Poverty has been a consistent problem for Marylanders in recent years. The state's economy has grown by 18.6 percent since 2001, but the 2007 poverty rate of 8.3 percent is virtually unchanged from the years before, according to the report.
"We are taking steps to move that number lower than what it is," said Andy Moser, the assistant secretary for the Department of Labor, Licensing and Regulation.
Moser said the Maryland Senate passed a bill last session that will better connect adult education to the labor force.
"The idea is to be able to connect them to a better job and at the same time to instill in them the pursuit of lifelong learning," he said.
Moser said the connection between education and the work force will help workers attain better jobs with better pay.
"Once you move them from the entry level jobs to the middle level jobs, you actually create another opening for someone to move up," he said.
In addition, the report showed the state's infant mortality rate and total mortality rate are higher than the national average, a trend owed in large part to an increasing number of uninsured Marylanders.
Funding projects to aid low-income residents could prove difficult with the state's $432 million revenue shortfall. The study said more stringent tax enforcement and elimination of tax breaks for the wealthy is the first step toward more revenue.

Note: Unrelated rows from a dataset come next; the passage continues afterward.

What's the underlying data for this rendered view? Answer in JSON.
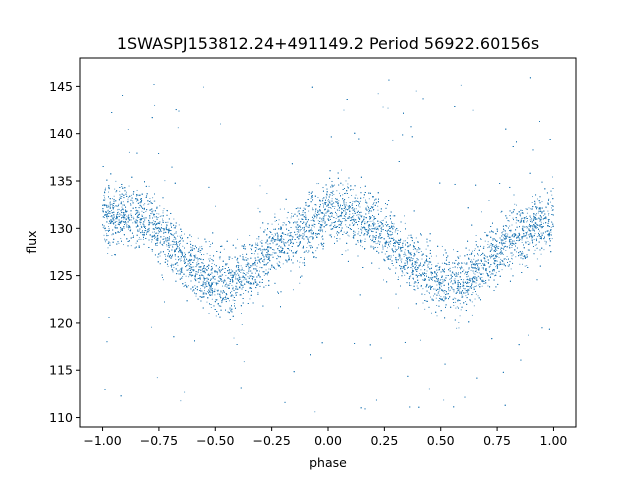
{
  "chart_data": {
    "type": "scatter",
    "title": "1SWASPJ153812.24+491149.2 Period 56922.60156s",
    "xlabel": "phase",
    "ylabel": "flux",
    "xlim": [
      -1.1,
      1.1
    ],
    "ylim": [
      109,
      148
    ],
    "grid": false,
    "legend": "none",
    "x_ticks": [
      -1.0,
      -0.75,
      -0.5,
      -0.25,
      0.0,
      0.25,
      0.5,
      0.75,
      1.0
    ],
    "x_tick_labels": [
      "−1.00",
      "−0.75",
      "−0.50",
      "−0.25",
      "0.00",
      "0.25",
      "0.50",
      "0.75",
      "1.00"
    ],
    "y_ticks": [
      110,
      115,
      120,
      125,
      130,
      135,
      140,
      145
    ],
    "y_tick_labels": [
      "110",
      "115",
      "120",
      "125",
      "130",
      "135",
      "140",
      "145"
    ],
    "series": [
      {
        "color": "#1f77b4",
        "x": [
          -1.0,
          -0.9,
          -0.8,
          -0.7,
          -0.6,
          -0.5,
          -0.4,
          -0.3,
          -0.2,
          -0.1,
          0.0,
          0.1,
          0.2,
          0.3,
          0.4,
          0.5,
          0.6,
          0.7,
          0.8,
          0.9,
          1.0
        ],
        "y": [
          131.0,
          131.5,
          131.0,
          128.5,
          126.0,
          124.0,
          124.5,
          126.5,
          128.5,
          130.0,
          131.5,
          131.5,
          130.5,
          128.5,
          126.0,
          124.0,
          124.0,
          126.5,
          128.5,
          130.0,
          131.0
        ]
      }
    ]
  }
}
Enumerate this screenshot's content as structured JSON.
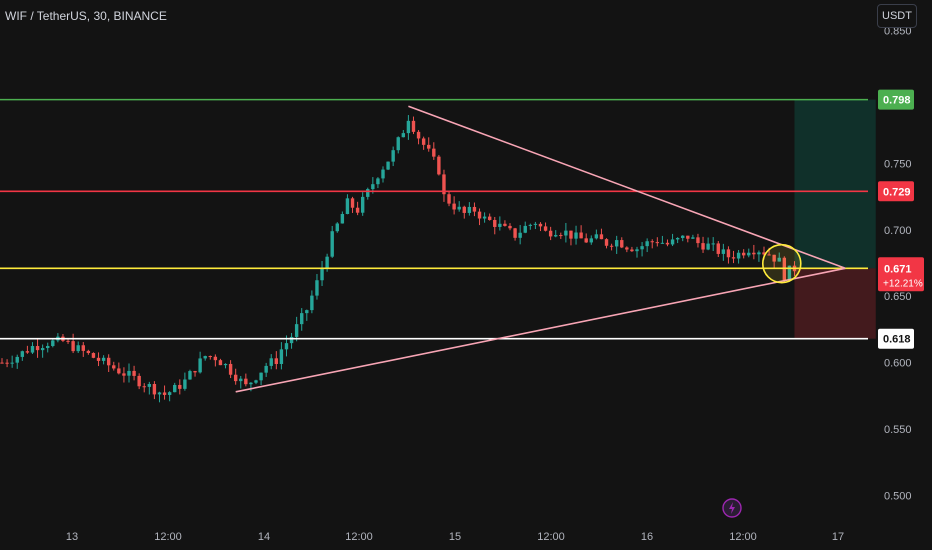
{
  "header": {
    "symbol": "WIF / TetherUS, 30, BINANCE",
    "currency": "USDT"
  },
  "colors": {
    "background": "#131313",
    "axis_text": "#b2b5be",
    "bull": "#26a69a",
    "bear": "#ef5350",
    "resistance": "#4caf50",
    "target": "#f23645",
    "current": "#ffeb3b",
    "support": "#ffffff",
    "trendline": "#f8a5b5",
    "highlight_circle": "#ffeb3b",
    "lightning": "#9c27b0"
  },
  "chart_data": {
    "type": "candlestick",
    "y_range": [
      0.48,
      0.873
    ],
    "y_ticks": [
      "0.850",
      "0.750",
      "0.700",
      "0.650",
      "0.600",
      "0.550",
      "0.500"
    ],
    "x_ticks": [
      "13",
      "12:00",
      "14",
      "12:00",
      "15",
      "12:00",
      "16",
      "12:00",
      "17"
    ],
    "horizontal_levels": [
      {
        "name": "resistance",
        "price": 0.798,
        "label": "0.798"
      },
      {
        "name": "target",
        "price": 0.729,
        "label": "0.729"
      },
      {
        "name": "current",
        "price": 0.671,
        "label": "0.671",
        "sub_label": "+12.21%"
      },
      {
        "name": "support",
        "price": 0.618,
        "label": "0.618"
      }
    ],
    "price_path": [
      [
        0,
        0.6
      ],
      [
        3,
        0.605
      ],
      [
        6,
        0.612
      ],
      [
        9,
        0.615
      ],
      [
        12,
        0.616
      ],
      [
        15,
        0.61
      ],
      [
        18,
        0.604
      ],
      [
        21,
        0.598
      ],
      [
        24,
        0.592
      ],
      [
        27,
        0.586
      ],
      [
        30,
        0.58
      ],
      [
        32,
        0.576
      ],
      [
        34,
        0.58
      ],
      [
        36,
        0.586
      ],
      [
        38,
        0.596
      ],
      [
        40,
        0.605
      ],
      [
        42,
        0.604
      ],
      [
        44,
        0.598
      ],
      [
        46,
        0.59
      ],
      [
        48,
        0.582
      ],
      [
        50,
        0.59
      ],
      [
        52,
        0.598
      ],
      [
        54,
        0.602
      ],
      [
        55,
        0.61
      ],
      [
        57,
        0.62
      ],
      [
        60,
        0.64
      ],
      [
        62,
        0.66
      ],
      [
        65,
        0.695
      ],
      [
        68,
        0.72
      ],
      [
        70,
        0.715
      ],
      [
        72,
        0.728
      ],
      [
        74,
        0.742
      ],
      [
        77,
        0.758
      ],
      [
        79,
        0.775
      ],
      [
        80,
        0.785
      ],
      [
        82,
        0.77
      ],
      [
        84,
        0.758
      ],
      [
        86,
        0.745
      ],
      [
        87,
        0.725
      ],
      [
        89,
        0.718
      ],
      [
        91,
        0.712
      ],
      [
        93,
        0.715
      ],
      [
        95,
        0.708
      ],
      [
        97,
        0.705
      ],
      [
        99,
        0.7
      ],
      [
        101,
        0.696
      ],
      [
        103,
        0.702
      ],
      [
        105,
        0.706
      ],
      [
        107,
        0.698
      ],
      [
        109,
        0.7
      ],
      [
        111,
        0.698
      ],
      [
        113,
        0.694
      ],
      [
        115,
        0.692
      ],
      [
        117,
        0.693
      ],
      [
        119,
        0.69
      ],
      [
        121,
        0.692
      ],
      [
        123,
        0.688
      ],
      [
        125,
        0.686
      ],
      [
        127,
        0.69
      ],
      [
        129,
        0.692
      ],
      [
        131,
        0.689
      ],
      [
        133,
        0.692
      ],
      [
        135,
        0.695
      ],
      [
        137,
        0.69
      ],
      [
        139,
        0.688
      ],
      [
        141,
        0.684
      ],
      [
        143,
        0.68
      ],
      [
        145,
        0.682
      ],
      [
        147,
        0.686
      ],
      [
        149,
        0.685
      ],
      [
        151,
        0.682
      ],
      [
        153,
        0.676
      ],
      [
        154,
        0.666
      ],
      [
        155,
        0.669
      ],
      [
        156,
        0.671
      ]
    ],
    "trendlines": [
      {
        "name": "upper-trendline",
        "start": [
          80,
          0.793
        ],
        "end": [
          166,
          0.671
        ]
      },
      {
        "name": "lower-trendline",
        "start": [
          46,
          0.578
        ],
        "end": [
          166,
          0.671
        ]
      }
    ],
    "position": {
      "entry": 0.671,
      "target": 0.798,
      "stop": 0.618,
      "x_range": [
        156,
        172
      ]
    }
  }
}
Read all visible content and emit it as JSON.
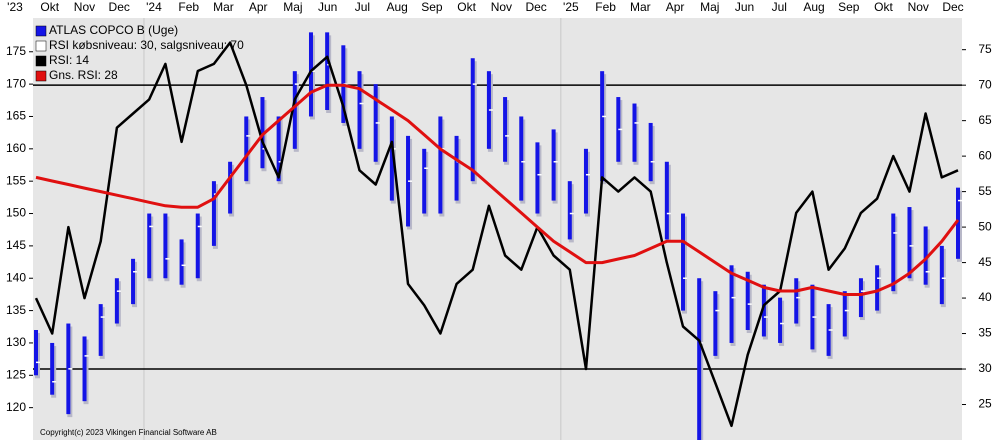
{
  "chart_data": {
    "type": "stock",
    "months": [
      "'23",
      "Okt",
      "Nov",
      "Dec",
      "'24",
      "Feb",
      "Mar",
      "Apr",
      "Maj",
      "Jun",
      "Jul",
      "Aug",
      "Sep",
      "Okt",
      "Nov",
      "Dec",
      "'25",
      "Feb",
      "Mar",
      "Apr",
      "Maj",
      "Jun",
      "Jul",
      "Aug",
      "Sep",
      "Okt",
      "Nov",
      "Dec"
    ],
    "ylim": [
      115,
      183
    ],
    "yticks": [
      120,
      125,
      130,
      135,
      140,
      145,
      150,
      155,
      160,
      165,
      170,
      175
    ],
    "y2lim": [
      20,
      82
    ],
    "y2ticks": [
      25,
      30,
      35,
      40,
      45,
      50,
      55,
      60,
      65,
      70,
      75
    ],
    "rsi_levels": [
      30,
      70
    ],
    "levels_text": "RSI købsniveau: 30, salgsniveau: 70",
    "copyright": "Copyright(c) 2023 Vikingen Financial Software AB",
    "series": [
      {
        "name": "ATLAS COPCO B (Uge)",
        "color": "#1414e6",
        "high": [
          132,
          130,
          133,
          131,
          136,
          140,
          143,
          150,
          150,
          146,
          150,
          155,
          158,
          165,
          168,
          165,
          172,
          178,
          178,
          176,
          172,
          170,
          165,
          162,
          160,
          165,
          162,
          174,
          172,
          168,
          165,
          161,
          163,
          155,
          160,
          172,
          168,
          167,
          164,
          158,
          150,
          140,
          138,
          142,
          141,
          139,
          137,
          140,
          139,
          136,
          138,
          140,
          142,
          150,
          151,
          148,
          145,
          154
        ],
        "low": [
          125,
          122,
          119,
          121,
          128,
          133,
          136,
          140,
          140,
          139,
          140,
          145,
          150,
          155,
          157,
          155,
          160,
          165,
          166,
          164,
          160,
          158,
          152,
          148,
          150,
          150,
          152,
          155,
          160,
          158,
          152,
          150,
          152,
          146,
          150,
          155,
          158,
          158,
          155,
          146,
          135,
          115,
          128,
          130,
          132,
          131,
          130,
          133,
          129,
          128,
          131,
          134,
          135,
          138,
          140,
          139,
          136,
          143
        ],
        "close": [
          127,
          124,
          126,
          128,
          134,
          138,
          141,
          148,
          143,
          142,
          148,
          153,
          156,
          162,
          160,
          158,
          170,
          172,
          173,
          170,
          167,
          164,
          160,
          155,
          157,
          160,
          158,
          170,
          166,
          162,
          158,
          156,
          158,
          150,
          156,
          165,
          163,
          164,
          158,
          150,
          140,
          130,
          135,
          137,
          136,
          134,
          133,
          137,
          134,
          132,
          135,
          138,
          140,
          147,
          145,
          141,
          140,
          152
        ]
      },
      {
        "name": "RSI: 14",
        "color": "#000000",
        "axis": "y2",
        "values": [
          40,
          35,
          50,
          40,
          48,
          64,
          66,
          68,
          73,
          62,
          72,
          73,
          76,
          70,
          62,
          57,
          68,
          72,
          74,
          67,
          58,
          56,
          62,
          42,
          39,
          35,
          42,
          44,
          53,
          46,
          44,
          50,
          46,
          44,
          30,
          57,
          55,
          57,
          55,
          45,
          36,
          34,
          28,
          22,
          32,
          39,
          41,
          52,
          55,
          44,
          47,
          52,
          54,
          60,
          55,
          66,
          57,
          58
        ]
      },
      {
        "name": "Gns. RSI: 28",
        "color": "#e01010",
        "axis": "y2",
        "values": [
          57,
          56.5,
          56,
          55.5,
          55,
          54.5,
          54,
          53.5,
          53,
          52.8,
          52.8,
          54,
          57,
          60,
          63,
          65,
          67,
          69,
          70,
          70,
          69.5,
          68,
          66.5,
          65,
          63,
          61,
          59.5,
          58,
          56,
          54,
          52,
          50,
          48,
          46.5,
          45,
          45,
          45.5,
          46,
          47,
          48,
          48,
          46.5,
          45,
          43.5,
          42.5,
          41.5,
          41,
          41,
          41.5,
          41,
          40.5,
          40.5,
          41,
          42,
          43.5,
          45.5,
          48,
          51
        ]
      }
    ]
  }
}
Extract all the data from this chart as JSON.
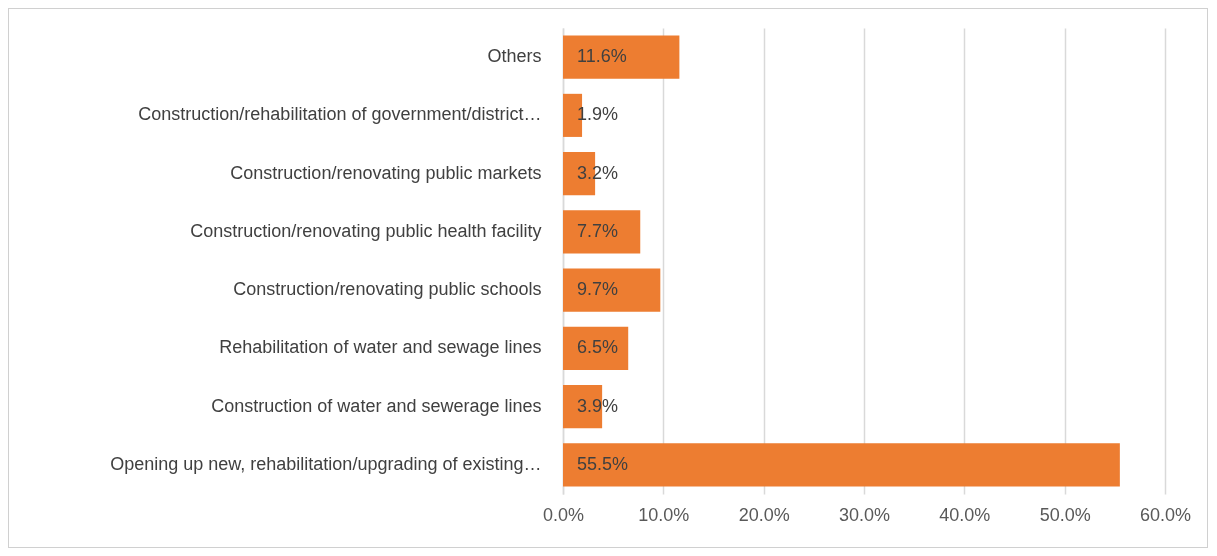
{
  "chart_data": {
    "type": "bar",
    "orientation": "horizontal",
    "categories": [
      "Others",
      "Construction/rehabilitation of government/district…",
      "Construction/renovating public markets",
      "Construction/renovating public health facility",
      "Construction/renovating public schools",
      "Rehabilitation of water and sewage lines",
      "Construction of water and sewerage lines",
      "Opening up new, rehabilitation/upgrading of existing…"
    ],
    "values": [
      11.6,
      1.9,
      3.2,
      7.7,
      9.7,
      6.5,
      3.9,
      55.5
    ],
    "value_labels": [
      "11.6%",
      "1.9%",
      "3.2%",
      "7.7%",
      "9.7%",
      "6.5%",
      "3.9%",
      "55.5%"
    ],
    "color": "#ed7d31",
    "xlim": [
      0,
      60
    ],
    "xticks": [
      {
        "value": 0,
        "label": "0.0%"
      },
      {
        "value": 10,
        "label": "10.0%"
      },
      {
        "value": 20,
        "label": "20.0%"
      },
      {
        "value": 30,
        "label": "30.0%"
      },
      {
        "value": 40,
        "label": "40.0%"
      },
      {
        "value": 50,
        "label": "50.0%"
      },
      {
        "value": 60,
        "label": "60.0%"
      }
    ],
    "grid": "x"
  }
}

In response, the state comptroller's office said it has made a strong effort to close corporate tax loopholes.
"Comptroller (Peter) Franchot has made a priority of targeting tax compliance," said Joe Shapiro, Franchot's spokesman. "We've also added auditors to our compliance division to ensure that corporations and individuals are paying a fair share."
Shapiro pointed to the Federal Vendor Offset Program as one successful project. Maryland was the first state to join the partnership where vendors who win bids for federal or state projects are checked to make sure they don't owe additional taxes on either government level.
"We initially had estimated that it was going to bring in about $5 million the first year," Shapiro said. "It's bringing in closer to $25 million."
Some of the report's more ambitious recommendations, like expanded child care and college scholarships, are difficult to execute, said Bergsman. But others, like raising the minimum wage and expanding health care, can and should be done in the very near future.
"In spite of the soft economy, we remain the wealthiest state in the nation," Bergsman said. "We just should not tolerate undue hardship to the folks who are at the lower end of our community's prosperity."
Capital News Service contributed to this report.